The volume sketches the subject’s life from childhood and education through episodes of imprisonment, exile, foreign sojourns, and domestic retreats, charting the production of major writings and the circumstances of his later years while offering contemporary tributes and character assessments. It pairs the biographical narrative with curated selections of his prose and verse that illustrate recurring concerns: history and politics, war and population, critiques of religious authority and superstition, satire and moral reflection, and brief detached aphorisms. Together the sketches and extracts portray a public career devoted to reason, toleration, and literary engagement.

Religious Prejudices

If your nurse has told you that Ceres presides over corn, or that Vishnu or Sakyamuni became men several times, or that Odin awaits you in his hall towards Jutland, or that Mohammed or some other travelled to Heaven; if, moreover, your preceptor deepens in your brain what the nurse, has engraved, you will hold it all your life.
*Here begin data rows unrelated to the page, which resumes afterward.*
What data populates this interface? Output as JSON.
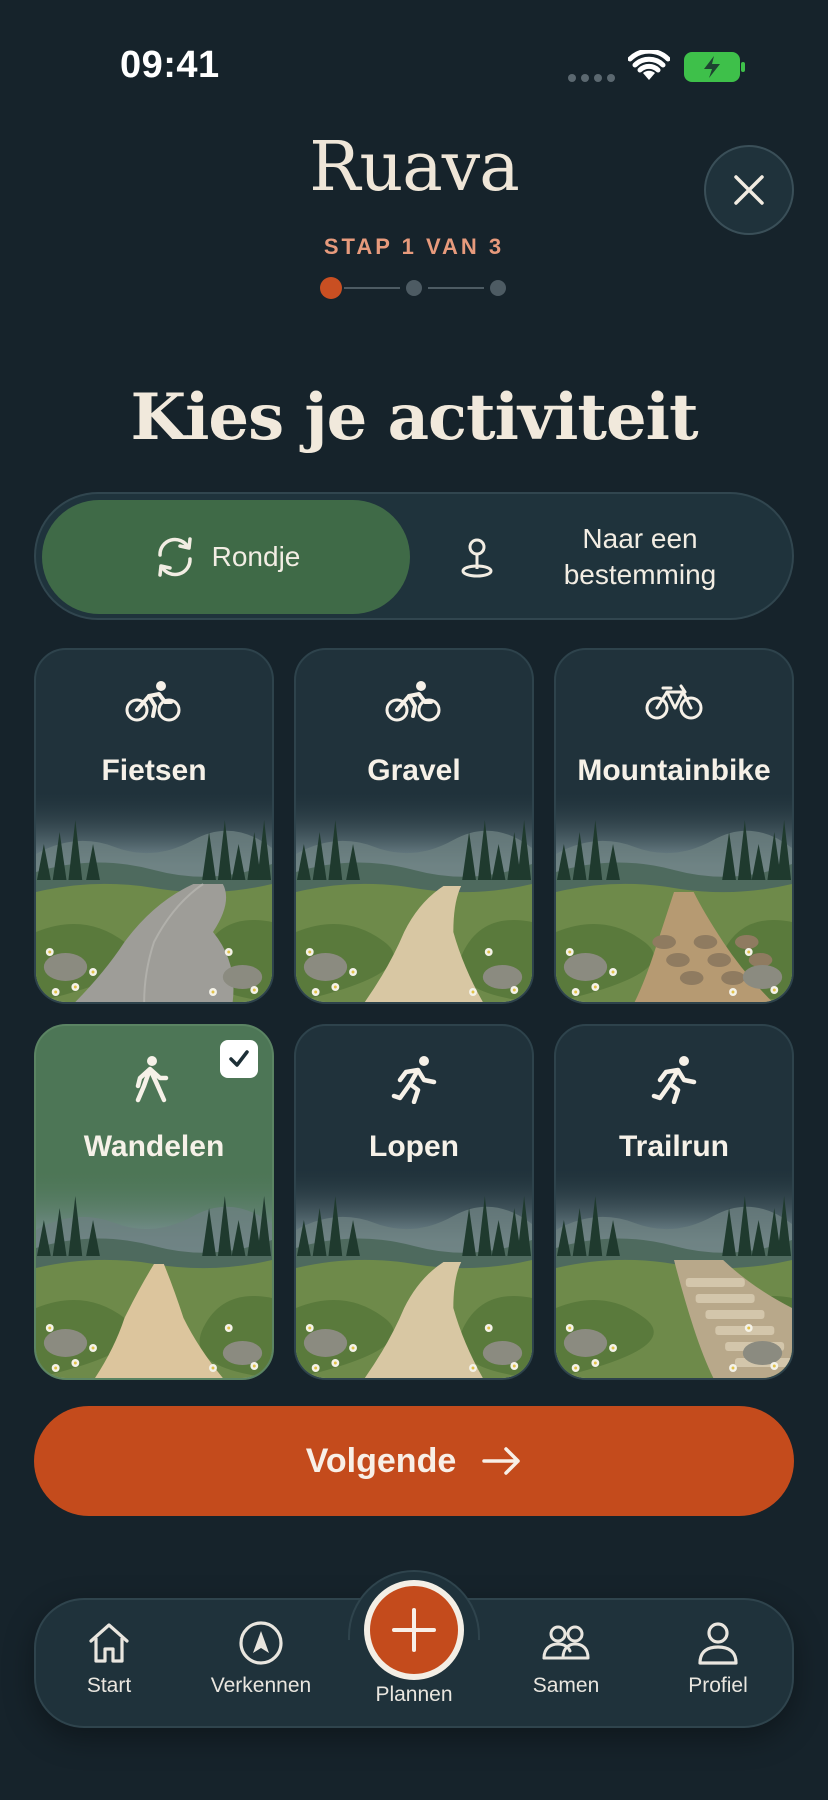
{
  "status_bar": {
    "time": "09:41"
  },
  "header": {
    "brand": "Ruava",
    "step_label": "STAP 1 VAN 3",
    "close_icon": "close-icon"
  },
  "page": {
    "title": "Kies je activiteit"
  },
  "route_type": {
    "options": [
      {
        "label": "Rondje",
        "icon": "loop-icon",
        "selected": true
      },
      {
        "label": "Naar een bestemming",
        "icon": "destination-pin-icon",
        "selected": false
      }
    ]
  },
  "activities": [
    {
      "label": "Fietsen",
      "icon": "cyclist-icon",
      "selected": false
    },
    {
      "label": "Gravel",
      "icon": "cyclist-icon",
      "selected": false
    },
    {
      "label": "Mountainbike",
      "icon": "bicycle-icon",
      "selected": false
    },
    {
      "label": "Wandelen",
      "icon": "walking-icon",
      "selected": true
    },
    {
      "label": "Lopen",
      "icon": "running-icon",
      "selected": false
    },
    {
      "label": "Trailrun",
      "icon": "running-icon",
      "selected": false
    }
  ],
  "cta": {
    "label": "Volgende"
  },
  "tabbar": {
    "items": [
      {
        "label": "Start",
        "icon": "home-icon"
      },
      {
        "label": "Verkennen",
        "icon": "compass-icon"
      },
      {
        "label": "Plannen",
        "icon": "plus-icon"
      },
      {
        "label": "Samen",
        "icon": "people-icon"
      },
      {
        "label": "Profiel",
        "icon": "person-icon"
      }
    ]
  },
  "colors": {
    "background": "#16232b",
    "accent": "#c44b1c",
    "selected_green": "#3f6a47",
    "step_label": "#e79a7c"
  }
}
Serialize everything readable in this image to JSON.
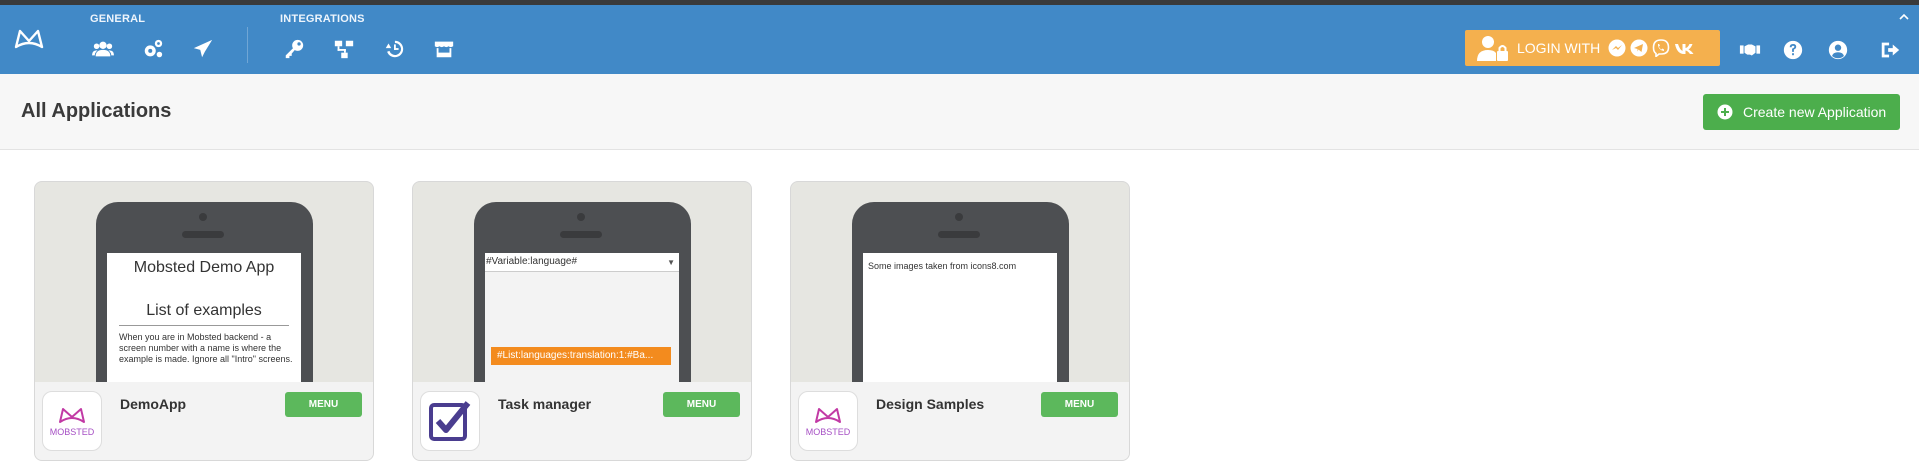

Should your judgment rise against these prejudices, your neighbors, above all your female neighbors, will cry out at the impiety and frighten you. Your dervish, fearing the diminution of his revenue, may accuse you before the Cadi, and this Cadi impale you if he can, since he desires to rule over fools, believing fools obey better than others; and this will endure till your neighbors, and the dervish, and the Cadi begin to understand that folly is good for nothing and that persecution is abominable.—Dictionnaire Philosophique.